Mas há algo bem distinto em "O Mensageiro". Temos dois narradores na história: o jovem Leo de 12 anos e o Leo de "60 e tantos anos". A narrativa é formada pelo mecanismo da memória, por aquilo que o velho Leo consegue ou não se lembrar com a auxílio de seu "eu" de 50 anos atrás. Ao contrário de James, cuja perspectiva é sempre a do presente, mesmo quando fala do passado, o retrato pintado por L.P. Hartley se tinge com as cores sépias da rememoração, de busca do tempo perdido.
Um bom exemplo disso está no comentário supostamente inocente do narrador, quando vê Marian entrar no banheiro da casa: "Era o único, acho, em toda a casa". O olhar do menino se mescla ao do velho, com uma piscadela adicional para o leitor moderno: por mais suntuosas que fossem as residências antigas, o banheiro era considerado supérfluo.
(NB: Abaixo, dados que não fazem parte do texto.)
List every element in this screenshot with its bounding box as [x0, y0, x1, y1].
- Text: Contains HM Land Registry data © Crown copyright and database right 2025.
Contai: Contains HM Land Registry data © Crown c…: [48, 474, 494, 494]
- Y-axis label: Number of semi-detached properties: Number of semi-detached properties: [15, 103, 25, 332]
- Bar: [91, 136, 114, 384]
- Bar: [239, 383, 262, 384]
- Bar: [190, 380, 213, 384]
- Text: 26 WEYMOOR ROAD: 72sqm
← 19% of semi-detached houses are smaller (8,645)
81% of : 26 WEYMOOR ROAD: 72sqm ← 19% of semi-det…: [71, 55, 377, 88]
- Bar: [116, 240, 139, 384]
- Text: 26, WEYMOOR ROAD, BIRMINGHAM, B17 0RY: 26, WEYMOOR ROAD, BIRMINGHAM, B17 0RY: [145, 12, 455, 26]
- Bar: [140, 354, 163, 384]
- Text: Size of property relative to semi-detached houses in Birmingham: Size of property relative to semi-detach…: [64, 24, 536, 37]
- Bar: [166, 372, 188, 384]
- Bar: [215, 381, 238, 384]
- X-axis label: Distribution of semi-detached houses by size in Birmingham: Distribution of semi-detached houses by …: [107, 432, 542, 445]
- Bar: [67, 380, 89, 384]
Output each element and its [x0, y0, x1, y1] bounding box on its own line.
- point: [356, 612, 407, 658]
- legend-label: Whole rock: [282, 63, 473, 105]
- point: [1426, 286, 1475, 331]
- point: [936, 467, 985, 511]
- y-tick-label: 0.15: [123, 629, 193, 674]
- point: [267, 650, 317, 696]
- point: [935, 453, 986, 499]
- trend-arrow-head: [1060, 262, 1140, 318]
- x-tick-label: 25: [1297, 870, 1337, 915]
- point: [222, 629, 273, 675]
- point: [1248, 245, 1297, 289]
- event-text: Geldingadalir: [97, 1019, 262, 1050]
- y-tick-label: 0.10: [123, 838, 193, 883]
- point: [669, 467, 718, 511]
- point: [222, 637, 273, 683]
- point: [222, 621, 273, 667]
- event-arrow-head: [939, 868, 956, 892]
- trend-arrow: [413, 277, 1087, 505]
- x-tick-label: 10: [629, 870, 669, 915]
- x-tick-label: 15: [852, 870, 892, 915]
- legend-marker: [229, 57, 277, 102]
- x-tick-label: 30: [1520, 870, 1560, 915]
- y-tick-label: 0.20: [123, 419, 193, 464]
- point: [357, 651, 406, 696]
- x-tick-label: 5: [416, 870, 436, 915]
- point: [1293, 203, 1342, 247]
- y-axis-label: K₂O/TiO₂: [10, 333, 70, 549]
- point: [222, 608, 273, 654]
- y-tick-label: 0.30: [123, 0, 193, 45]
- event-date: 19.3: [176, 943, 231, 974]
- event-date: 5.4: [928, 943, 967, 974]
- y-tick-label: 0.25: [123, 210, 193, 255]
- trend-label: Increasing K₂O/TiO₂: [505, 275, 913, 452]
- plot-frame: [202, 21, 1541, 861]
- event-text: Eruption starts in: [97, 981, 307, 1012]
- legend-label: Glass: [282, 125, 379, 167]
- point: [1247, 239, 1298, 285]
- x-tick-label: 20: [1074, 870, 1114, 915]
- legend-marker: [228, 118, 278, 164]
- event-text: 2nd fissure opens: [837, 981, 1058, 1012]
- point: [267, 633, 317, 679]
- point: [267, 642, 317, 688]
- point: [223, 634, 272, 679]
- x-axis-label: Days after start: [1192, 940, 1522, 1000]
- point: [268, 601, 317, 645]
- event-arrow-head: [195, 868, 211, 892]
Trata-se de algo impensado em James. Seus personagens vivem uma situação contemporânea, na qual um ponto de vista como esse, de cima para baixo ou do hoje para o ontem, não se engendra. As coisas sobre as quais Hartley discorre são de um tempo que passou, o qual, por ter-se tornado "estrangeiro", carece de outros instrumentais de descrição.
"O Mensageiro" é uma excelente sugestão de leitura para o começo do ano. Apesar, é preciso dizer, de seu desfecho algo decepcionante, de seu epílogo convencional (e, do modo que foi forjado, desnecessário) e dos tropeços da tradução.
Trechos mal traduzidos, em que o vernáculo se bate com o texto original, como "estava machucado por todo o corpo", "estava secretamente terrificado" e "fui visitado por uma aguda saudade prematura", somam-se a erros flagrantes, como confundir "ingenuidade" com "engenhosidade". Só por isso a edição nacional da obra perde uma estrela.